Excellent comments, Olaf. I listened more, and I should clarify my thoughts. This guy is very smart and says very smart things. And the niche he’s carved out is fascinating and relevant, for sure. As I said in the first post, I envy people in these spaces of the profession.
BUT. By presenting his direction as somehow more relevant than the more normative part of the professional spectrum, he’s complicit in the disenfranchisement of the profession in shaping our built environment. He seems not to care about the built environment much, in fact, treating it as incidental – something better left to developers and municipal governments. Architects have become less engaged and recognized, as he says, but it’s BECAUSE of abdicating certain roles we used to play.
While we do spend a lot of our time interacting with networks, we do still occupy physical bodies that move and eat and play and need to be sheltered with a modicum of comfort. All the better if those places we do these things can become less responsible for the negative transformation of the earth/landscape he's observed and can possibly even improve it. I’m not ready to resign myself to a developer-designed and traffic-engineer designed world and disappear into SnapChat just yet.
A metaphor that occurred to me. In urban design the common narrative of the city is that the suburbs stretched out beyond and created a new/different kind of urbanism, leaving the tradition city behind. The suburbs thrived for a while and the cities hollowed out due to disinterest, disinvestment, and a sense that what they provided was no longer as necessary.
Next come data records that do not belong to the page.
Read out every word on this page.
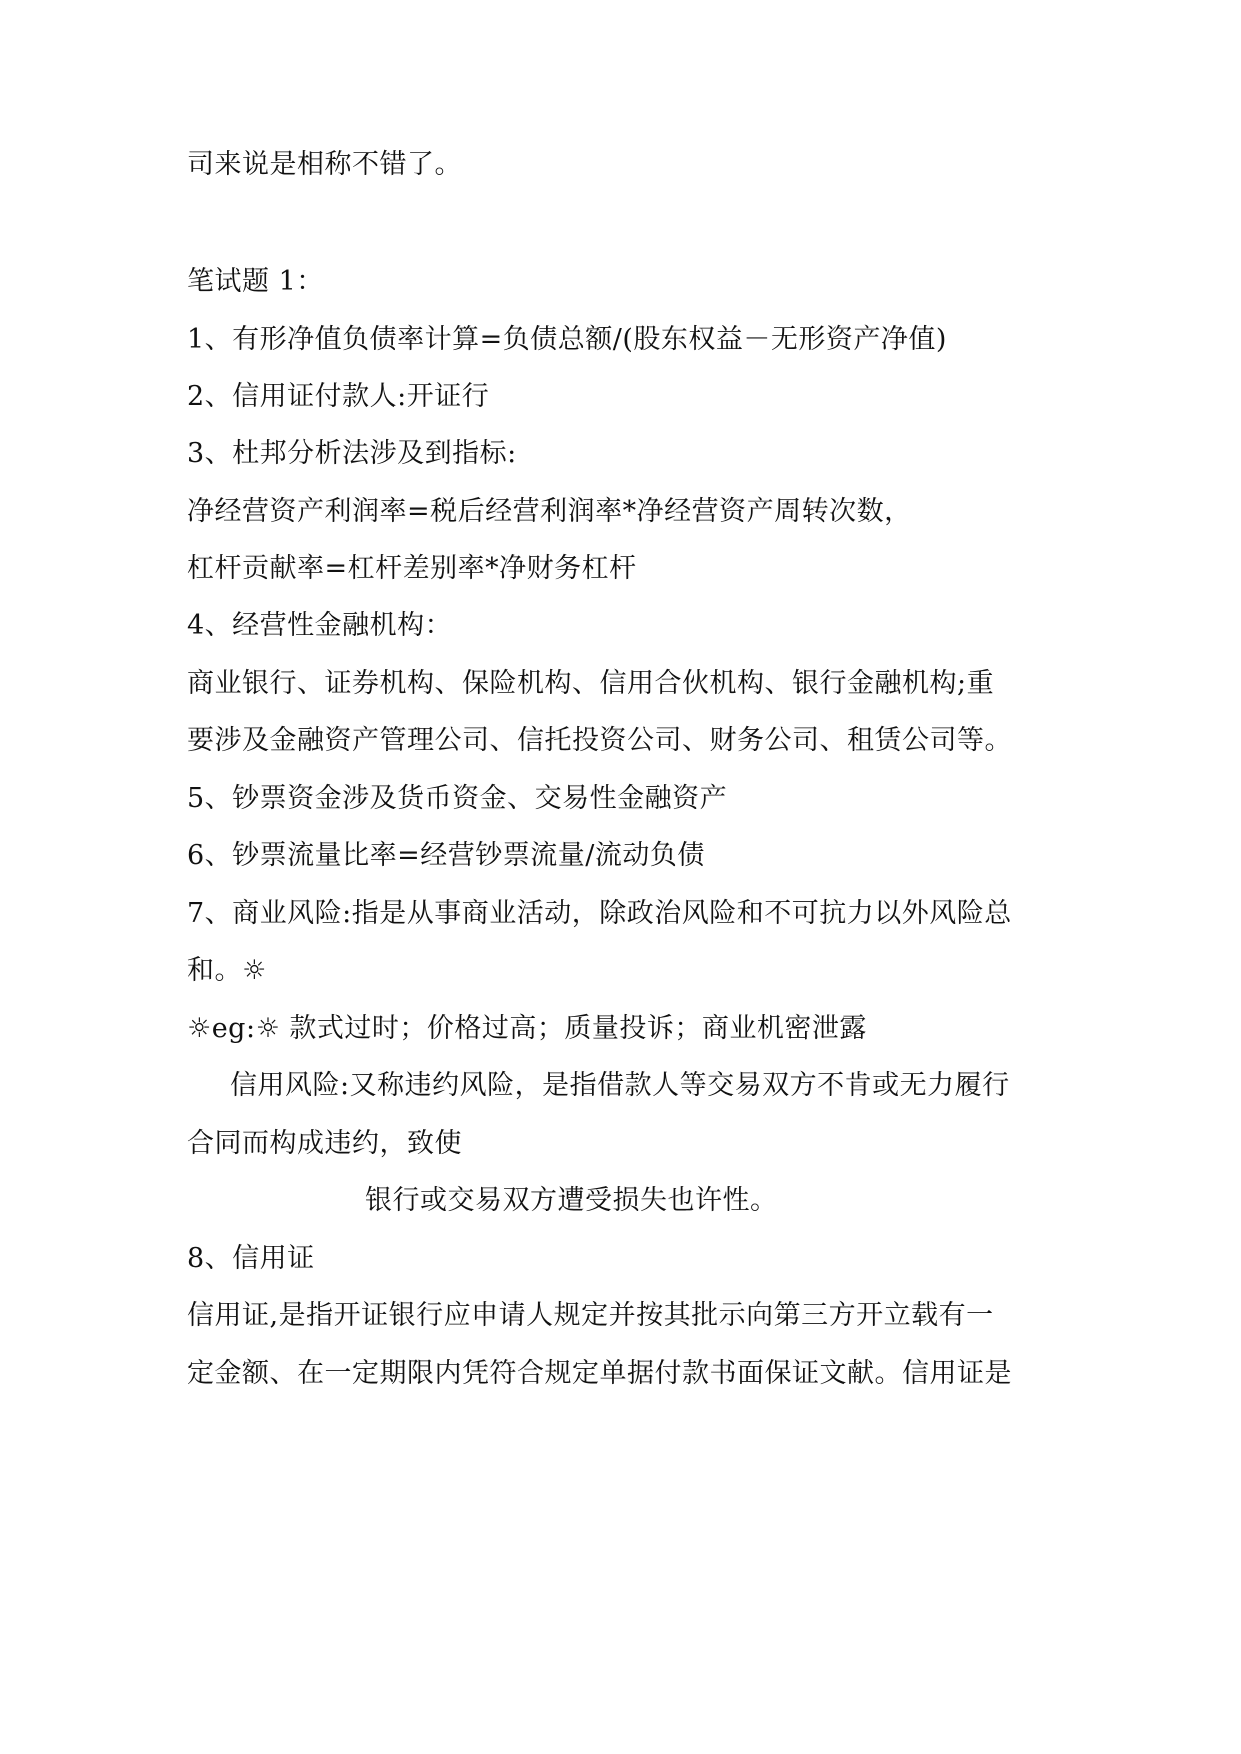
司来说是相称不错了。
笔试题 1：
1、有形净值负债率计算=负债总额/(股东权益－无形资产净值)
2、信用证付款人:开证行
3、杜邦分析法涉及到指标:
净经营资产利润率=税后经营利润率*净经营资产周转次数，
杠杆贡献率=杠杆差别率*净财务杠杆
4、经营性金融机构：
商业银行、证券机构、保险机构、信用合伙机构、银行金融机构;重
要涉及金融资产管理公司、信托投资公司、财务公司、租赁公司等。
5、钞票资金涉及货币资金、交易性金融资产
6、钞票流量比率=经营钞票流量/流动负债
7、商业风险:指是从事商业活动，除政治风险和不可抗力以外风险总
和。☼
☼eg:☼ 款式过时；价格过高；质量投诉；商业机密泄露
信用风险:又称违约风险，是指借款人等交易双方不肯或无力履行
合同而构成违约，致使
银行或交易双方遭受损失也许性。
8、信用证
信用证,是指开证银行应申请人规定并按其批示向第三方开立载有一
定金额、在一定期限内凭符合规定单据付款书面保证文献。信用证是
What we learned is that the traditional city was the heart that kept the suburban things alive and with its decline, the suburbs also started to have trouble surviving.
In the same way, new models of practice are fascinating and vibrant and will allow us to learn and do new things. But the core of architectural practice is critical to allowing these expansions and explorations to happen. We shouldn’t neglect either end of the spectrum of what architecture can do.
Corny, I know. But...
Steven I see his points as more relevant than the "normative" because the "normative" has transformed into a nearly failed mode of operation with regard to influence on the built environment. I find this constant discussion of "outside the box" and this type of work coming from architecture school only further confirmation that from the AIA to academia the "normative" has not adapted accordingly and is failing, spiraling into disuse......hence my proposal on education of the architect. its full-on proper or full-on experimental - none of this lazy lukewarm mix of the two............... we have abdicated roles because we took the easier route - concept design and design intent only and for various legal reasons completely removed ourselves from designing all aspects of our profession, from business types to details that can be built..............the most naive and ridiculous common understanding in school is that "you will learn construction drawings in the profession". you will not for the most part because this mentality has gone on now for a few generations. now - its design intent only and no one knows how to make a drawing that means something with regard to construction. 3D fabrication makes this point all the more clear. 3D fabrication is this possibility for an architect to gain control again right? well why did the architect loose control to begin with.........the most basic skill of an architect is to draw and DRAFT, something just about every student does so poorly and to understand how to put materials together geometrically.......find me a graduate that can do that at a basic level.......
there is no "normative" really, because academia avoids it for the most part altogether, since most the academics never were architects to begin with,so either we get our shit together or branch out and provide an architectural education that qualifies you and is a requirement for roles the architect "has lost", remove the whole legal title and be on with it.
Steven further your point of about the IRLness of the built environment and need to engage with it / matter battles, I thought this interview wherein Deputy Director of the Bay Area Infrastructure Observatory might be of interest.
Particularly this line...
"There's a notion that what worked for software on the Internet will now work for everything in society. I think infrastructure is really humbling particularly because of the reason that it's a clear example of when that doesn't work. You can't just hack a bridge. You can't just iterate on a bridge. When the bridge goes up, the bridge has got to work."
Not to say that Liam is specifically proposing a focus on the digital over the infrastructural. Perhaps digital infrastructures?